Table 3 CIE L*a*b* values of original and printed tooth and gum shade blocks.

Discussion

This study developed a method of building a 3D colour reproduction system and evaluated the accuracy of its colour reproduction. The resulting colour differences were unsatisfactory, possible owing to the cumulative errors from scanning, converting and printing. Related works have shown the intraoral scanner used here to achieve acceptable accuracy and precision in shade measurement6,7,8. This is confirmed by the scanner colour profile representing an acceptable mean of \(\Delta {E}_{ab}^{\ast }\). However, the introduction of printing error made the system’s overall error unacceptable. The results resemble the outcome of traditional colour management using camera, scanner and printer. Digital cameras and desktop scanners based on additive colour models (e.g. RGB colour model) usually achieve good polynomial relationships between RGB and CIE standards9,10,15 with little prediction error. This is not the case for printers because of the properties of their colour model. Desktop printers usually use subtractive colour models (e.g. CMYK, Cyan, Magenta, Yellow and Key/Black) that absorb lights of certain wavelength from the ambient light, and reflect the others to the observers’ eyes. Subtractive colour models usually lead to a non-linear or non-polynomial relationship between the input RGB and output CIE standards11,16. The 3D printer employed here uses a similar CMYK colour model but with an additional white base material. Moreover, a CMYK colour model usually has a smaller gamut than RGB colour model and the CIE standard, which means that certain colours cannot be produced by the 3D printers17. Despite these shortcomings, the method employed here did decrease the colour difference of the reproduction result, and indicates the potential of further optimization.
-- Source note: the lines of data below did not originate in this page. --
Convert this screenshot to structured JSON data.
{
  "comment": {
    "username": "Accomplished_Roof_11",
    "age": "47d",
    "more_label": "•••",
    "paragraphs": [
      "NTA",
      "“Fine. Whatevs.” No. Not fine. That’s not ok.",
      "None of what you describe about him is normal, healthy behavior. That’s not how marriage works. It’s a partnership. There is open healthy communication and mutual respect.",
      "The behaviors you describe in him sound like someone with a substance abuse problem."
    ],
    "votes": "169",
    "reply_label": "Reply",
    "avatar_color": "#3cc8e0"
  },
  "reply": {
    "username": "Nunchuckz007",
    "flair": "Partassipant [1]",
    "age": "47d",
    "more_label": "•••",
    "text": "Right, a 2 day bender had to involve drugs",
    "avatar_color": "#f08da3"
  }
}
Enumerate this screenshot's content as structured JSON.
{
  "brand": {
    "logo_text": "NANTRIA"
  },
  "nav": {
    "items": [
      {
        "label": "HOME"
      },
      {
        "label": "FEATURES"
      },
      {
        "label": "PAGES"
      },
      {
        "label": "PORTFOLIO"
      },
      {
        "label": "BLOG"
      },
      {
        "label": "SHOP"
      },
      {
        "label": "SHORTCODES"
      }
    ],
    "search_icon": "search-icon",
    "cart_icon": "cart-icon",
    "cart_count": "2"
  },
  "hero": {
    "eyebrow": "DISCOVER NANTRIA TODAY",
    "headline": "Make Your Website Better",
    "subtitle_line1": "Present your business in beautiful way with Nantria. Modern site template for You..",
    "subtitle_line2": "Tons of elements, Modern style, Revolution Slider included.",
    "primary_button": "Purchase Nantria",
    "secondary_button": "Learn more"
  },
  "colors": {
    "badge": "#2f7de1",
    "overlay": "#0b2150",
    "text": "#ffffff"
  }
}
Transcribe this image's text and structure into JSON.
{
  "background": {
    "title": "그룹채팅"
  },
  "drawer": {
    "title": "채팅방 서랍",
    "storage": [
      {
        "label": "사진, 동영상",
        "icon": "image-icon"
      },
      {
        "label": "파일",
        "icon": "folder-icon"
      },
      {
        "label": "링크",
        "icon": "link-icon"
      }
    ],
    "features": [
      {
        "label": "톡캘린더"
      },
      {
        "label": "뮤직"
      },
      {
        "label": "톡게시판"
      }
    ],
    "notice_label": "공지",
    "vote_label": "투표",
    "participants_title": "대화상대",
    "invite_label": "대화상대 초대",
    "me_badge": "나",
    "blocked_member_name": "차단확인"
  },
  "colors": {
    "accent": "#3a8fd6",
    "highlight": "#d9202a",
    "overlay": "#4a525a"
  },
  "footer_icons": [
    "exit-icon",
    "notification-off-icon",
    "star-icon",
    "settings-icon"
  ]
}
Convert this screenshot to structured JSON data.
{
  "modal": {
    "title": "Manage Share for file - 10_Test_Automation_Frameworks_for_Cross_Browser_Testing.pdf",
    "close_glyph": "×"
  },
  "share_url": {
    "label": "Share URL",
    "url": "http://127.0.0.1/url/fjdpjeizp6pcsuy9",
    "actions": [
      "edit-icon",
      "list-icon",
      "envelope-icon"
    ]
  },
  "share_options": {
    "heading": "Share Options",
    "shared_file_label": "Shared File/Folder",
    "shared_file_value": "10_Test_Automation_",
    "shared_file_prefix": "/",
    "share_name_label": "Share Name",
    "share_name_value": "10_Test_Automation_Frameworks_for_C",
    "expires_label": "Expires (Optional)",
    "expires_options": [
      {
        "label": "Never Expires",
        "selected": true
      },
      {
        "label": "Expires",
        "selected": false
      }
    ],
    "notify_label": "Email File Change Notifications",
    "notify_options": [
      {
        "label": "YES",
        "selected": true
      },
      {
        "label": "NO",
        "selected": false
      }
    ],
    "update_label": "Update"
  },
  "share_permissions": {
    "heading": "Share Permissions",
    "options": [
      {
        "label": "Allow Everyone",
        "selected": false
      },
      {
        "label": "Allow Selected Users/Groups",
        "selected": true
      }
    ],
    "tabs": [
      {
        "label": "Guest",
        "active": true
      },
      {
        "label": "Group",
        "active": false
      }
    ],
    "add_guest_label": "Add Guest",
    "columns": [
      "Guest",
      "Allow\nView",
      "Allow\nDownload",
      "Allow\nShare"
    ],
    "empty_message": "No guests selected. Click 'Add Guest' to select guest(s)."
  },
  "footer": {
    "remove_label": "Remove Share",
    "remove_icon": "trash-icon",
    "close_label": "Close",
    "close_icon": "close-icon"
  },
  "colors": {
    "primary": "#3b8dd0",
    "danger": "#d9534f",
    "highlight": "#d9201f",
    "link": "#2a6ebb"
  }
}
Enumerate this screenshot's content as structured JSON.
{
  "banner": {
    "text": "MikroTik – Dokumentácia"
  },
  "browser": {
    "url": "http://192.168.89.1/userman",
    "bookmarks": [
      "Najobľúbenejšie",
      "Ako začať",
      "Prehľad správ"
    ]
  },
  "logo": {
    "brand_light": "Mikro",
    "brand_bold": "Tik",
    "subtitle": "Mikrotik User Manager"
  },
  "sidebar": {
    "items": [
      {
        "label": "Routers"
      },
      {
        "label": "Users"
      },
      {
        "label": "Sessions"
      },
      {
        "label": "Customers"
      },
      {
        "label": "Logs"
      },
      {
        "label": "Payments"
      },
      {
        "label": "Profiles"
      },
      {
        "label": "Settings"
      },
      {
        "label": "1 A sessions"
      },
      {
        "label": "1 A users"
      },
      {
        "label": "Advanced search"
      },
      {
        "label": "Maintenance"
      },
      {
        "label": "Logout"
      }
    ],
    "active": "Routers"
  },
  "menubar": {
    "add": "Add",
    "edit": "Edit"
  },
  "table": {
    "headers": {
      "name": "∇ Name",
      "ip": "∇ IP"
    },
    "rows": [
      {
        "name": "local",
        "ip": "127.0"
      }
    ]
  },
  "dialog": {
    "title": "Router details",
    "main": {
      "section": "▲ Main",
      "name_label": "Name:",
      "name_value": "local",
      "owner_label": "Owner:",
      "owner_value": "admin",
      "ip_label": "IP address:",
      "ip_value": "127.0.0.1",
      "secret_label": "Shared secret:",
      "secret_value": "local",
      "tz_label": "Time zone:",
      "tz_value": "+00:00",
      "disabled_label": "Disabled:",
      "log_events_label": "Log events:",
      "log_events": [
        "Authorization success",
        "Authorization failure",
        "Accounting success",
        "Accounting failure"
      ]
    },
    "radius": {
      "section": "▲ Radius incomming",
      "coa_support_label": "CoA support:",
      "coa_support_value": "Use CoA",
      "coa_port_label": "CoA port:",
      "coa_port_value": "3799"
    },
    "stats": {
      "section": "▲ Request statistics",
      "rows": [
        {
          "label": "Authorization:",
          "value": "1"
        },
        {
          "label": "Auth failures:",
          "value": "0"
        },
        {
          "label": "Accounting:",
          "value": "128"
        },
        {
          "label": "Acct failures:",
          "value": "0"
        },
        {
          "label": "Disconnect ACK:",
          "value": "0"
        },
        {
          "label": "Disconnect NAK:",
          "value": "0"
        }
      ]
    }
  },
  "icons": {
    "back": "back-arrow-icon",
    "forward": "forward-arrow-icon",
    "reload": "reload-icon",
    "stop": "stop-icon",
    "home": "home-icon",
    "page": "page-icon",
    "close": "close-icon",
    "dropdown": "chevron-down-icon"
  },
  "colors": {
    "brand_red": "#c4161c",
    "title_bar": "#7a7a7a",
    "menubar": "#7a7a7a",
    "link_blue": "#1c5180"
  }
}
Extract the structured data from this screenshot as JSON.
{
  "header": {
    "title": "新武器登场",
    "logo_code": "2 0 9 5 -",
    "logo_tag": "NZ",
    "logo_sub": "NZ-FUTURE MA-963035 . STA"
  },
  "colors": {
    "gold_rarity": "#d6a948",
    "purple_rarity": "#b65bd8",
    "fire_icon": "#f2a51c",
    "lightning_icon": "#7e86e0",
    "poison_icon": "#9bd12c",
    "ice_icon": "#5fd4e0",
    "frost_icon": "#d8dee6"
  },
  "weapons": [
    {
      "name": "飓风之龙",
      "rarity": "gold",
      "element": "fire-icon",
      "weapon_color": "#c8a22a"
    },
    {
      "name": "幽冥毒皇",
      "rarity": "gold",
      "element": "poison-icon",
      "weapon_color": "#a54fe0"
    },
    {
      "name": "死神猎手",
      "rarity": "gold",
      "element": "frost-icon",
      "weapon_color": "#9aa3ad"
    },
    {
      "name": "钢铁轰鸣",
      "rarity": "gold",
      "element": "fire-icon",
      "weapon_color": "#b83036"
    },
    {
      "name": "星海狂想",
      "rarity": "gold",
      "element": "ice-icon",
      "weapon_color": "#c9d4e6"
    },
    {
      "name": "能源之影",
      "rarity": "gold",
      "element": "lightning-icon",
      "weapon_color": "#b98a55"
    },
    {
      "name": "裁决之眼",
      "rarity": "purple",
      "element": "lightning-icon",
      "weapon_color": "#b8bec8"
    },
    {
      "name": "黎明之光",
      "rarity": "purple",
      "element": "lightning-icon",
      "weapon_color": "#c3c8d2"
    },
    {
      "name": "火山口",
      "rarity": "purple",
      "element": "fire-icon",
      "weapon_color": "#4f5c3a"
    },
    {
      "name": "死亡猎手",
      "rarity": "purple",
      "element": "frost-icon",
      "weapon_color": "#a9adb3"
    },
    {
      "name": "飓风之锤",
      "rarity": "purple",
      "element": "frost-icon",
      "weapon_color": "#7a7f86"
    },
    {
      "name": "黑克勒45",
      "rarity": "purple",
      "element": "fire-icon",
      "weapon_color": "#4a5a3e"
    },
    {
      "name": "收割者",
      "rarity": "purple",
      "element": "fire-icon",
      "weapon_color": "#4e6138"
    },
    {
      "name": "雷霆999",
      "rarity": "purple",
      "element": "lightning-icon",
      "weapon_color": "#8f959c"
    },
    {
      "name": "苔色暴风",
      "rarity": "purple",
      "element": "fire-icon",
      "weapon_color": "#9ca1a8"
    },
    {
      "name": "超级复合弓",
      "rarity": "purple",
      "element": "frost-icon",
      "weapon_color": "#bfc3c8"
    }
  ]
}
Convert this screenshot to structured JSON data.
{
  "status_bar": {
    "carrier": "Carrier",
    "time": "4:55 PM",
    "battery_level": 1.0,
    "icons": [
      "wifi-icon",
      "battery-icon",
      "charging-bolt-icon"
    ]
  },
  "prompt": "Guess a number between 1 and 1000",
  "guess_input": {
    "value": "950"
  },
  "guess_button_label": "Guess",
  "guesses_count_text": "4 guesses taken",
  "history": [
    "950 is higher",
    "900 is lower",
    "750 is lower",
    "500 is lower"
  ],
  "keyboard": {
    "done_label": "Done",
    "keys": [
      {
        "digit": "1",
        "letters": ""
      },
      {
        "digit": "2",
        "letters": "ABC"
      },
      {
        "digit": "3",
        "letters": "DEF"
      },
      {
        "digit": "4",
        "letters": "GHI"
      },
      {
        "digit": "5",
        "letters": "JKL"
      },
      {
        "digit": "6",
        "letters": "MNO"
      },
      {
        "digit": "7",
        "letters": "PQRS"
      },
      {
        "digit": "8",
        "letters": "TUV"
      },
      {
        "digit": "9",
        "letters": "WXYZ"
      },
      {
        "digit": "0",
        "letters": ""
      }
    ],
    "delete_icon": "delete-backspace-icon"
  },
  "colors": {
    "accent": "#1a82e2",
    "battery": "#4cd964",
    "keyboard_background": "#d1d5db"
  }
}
Although this 3D colour reproduction system cannot transfer with sufficient accuracy shade information from a patient’s oral cavity to dental models for prostheses fabrication, some situations might have less stringent accuracy requirement. The 3D colour printed models can bring more detailed shade information of the natural abutment than a natural die shade guide and materials. For cases requiring the reproduction of complex textures of adjacent teeth or even gingiva and mucosa, the chromatic dental models can help dental technicians to locate these features on adjacent teeth and restorations in a visualized way (Fig. 8). The chromatic dental models may also be used as advanced wax-ups to enhance communication with patients.

Figure 8
figure 8

A preliminary clinical application of 3D printed chromatic model. A and B, intraoral view. C and D, printed model. The shade tabs were used to record the actual tooth shade and the model was used to demonstrate the feature of texture. Despite perceptible colour difference, the dental technician could visually locate the brown band and white spot lesion on the enamel surfaces.

To enhance the performance of the 3D colour reproduction system, besides improving the accuracy of the hardware, developing new colour profiles with higher precision would also be useful. Increasing the amount of training samples for the polynomial regression, particularly by adding more dental shades, may be the most straightforward way. Other methods such as using neural networks and lookup tables similar to traditional colour management workflows can also be introduced.

Conclusions

This study investigated a colour management method based on polynomial regression to develop a novel 3D colour reproduction system based on intraoral scanning and 3D printing. While the system’s use of polynomial regression can improve colour reproduction, it currently remains unable to achieve satisfactory results in terms of colour difference. Further improvements are needed in the form of advanced colour management methods and suitable hardware. The potential applications of the chromatic models also need further exploration.